También tienes los directos o Lives, que sirven para emitir vídeo en tiempo real y conversar con tu audiencia, invitar a otras personas y hasta hacer emisiones a varias bandas. Muchos creadores los reciclan después como reels o vídeos del feed.

Modo oscuro y calidad de imagen en iPhone, iPad y Mac

Una de las primeras cosas que conviene ajustar es el aspecto visual de la app, tanto para descansar la vista como para mejorar la calidad con la que se suben tus fotos y vídeos.
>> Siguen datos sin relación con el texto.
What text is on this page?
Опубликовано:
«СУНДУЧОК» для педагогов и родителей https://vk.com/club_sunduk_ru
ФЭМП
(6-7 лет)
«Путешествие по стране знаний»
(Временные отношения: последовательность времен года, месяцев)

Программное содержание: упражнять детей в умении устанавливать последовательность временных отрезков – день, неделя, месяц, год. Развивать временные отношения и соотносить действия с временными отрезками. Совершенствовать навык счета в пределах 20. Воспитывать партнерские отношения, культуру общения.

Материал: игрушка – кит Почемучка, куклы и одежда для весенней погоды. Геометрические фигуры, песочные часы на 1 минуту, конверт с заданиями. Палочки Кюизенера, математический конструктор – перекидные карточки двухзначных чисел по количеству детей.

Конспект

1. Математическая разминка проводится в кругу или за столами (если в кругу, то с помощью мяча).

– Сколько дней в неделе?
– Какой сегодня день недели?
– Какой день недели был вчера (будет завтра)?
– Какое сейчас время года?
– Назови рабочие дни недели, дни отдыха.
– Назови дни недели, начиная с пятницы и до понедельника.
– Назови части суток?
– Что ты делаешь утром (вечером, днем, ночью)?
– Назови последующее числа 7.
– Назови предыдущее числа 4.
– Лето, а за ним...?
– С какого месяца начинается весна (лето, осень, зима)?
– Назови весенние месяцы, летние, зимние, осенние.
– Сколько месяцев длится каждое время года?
En lo estético, Instagram incluye un modo oscuro que hace que toda la interfaz pase a fondo negro o muy oscuro. Mientras que en iOS y iPadOS normalmente se sincroniza con el tema del sistema: si activas el modo oscuro del iPhone o iPad, la app lo respetará. En algunas versiones, además, tienes en ajustes de la app un apartado de Tema donde puedes forzar manualmente el aspecto claro, oscuro o automático.

En cuanto a la calidad, es muy habitual subir una foto desde el carrete y ver que pierde nitidez o se ve más comprimida; para reducirlo, si usas iPhone consulta cómo guardar tus ajustes de cámara. Para minimizarlo, abre tu perfil, entra en “Configuración y privacidad”, busca el apartado “Uso de datos y calidad de los medios” y activa la opción de “Cargar con la más alta calidad”. Esto hace que Instagram envíe archivos de mayor resolución, a costa de consumir algo más de datos móviles.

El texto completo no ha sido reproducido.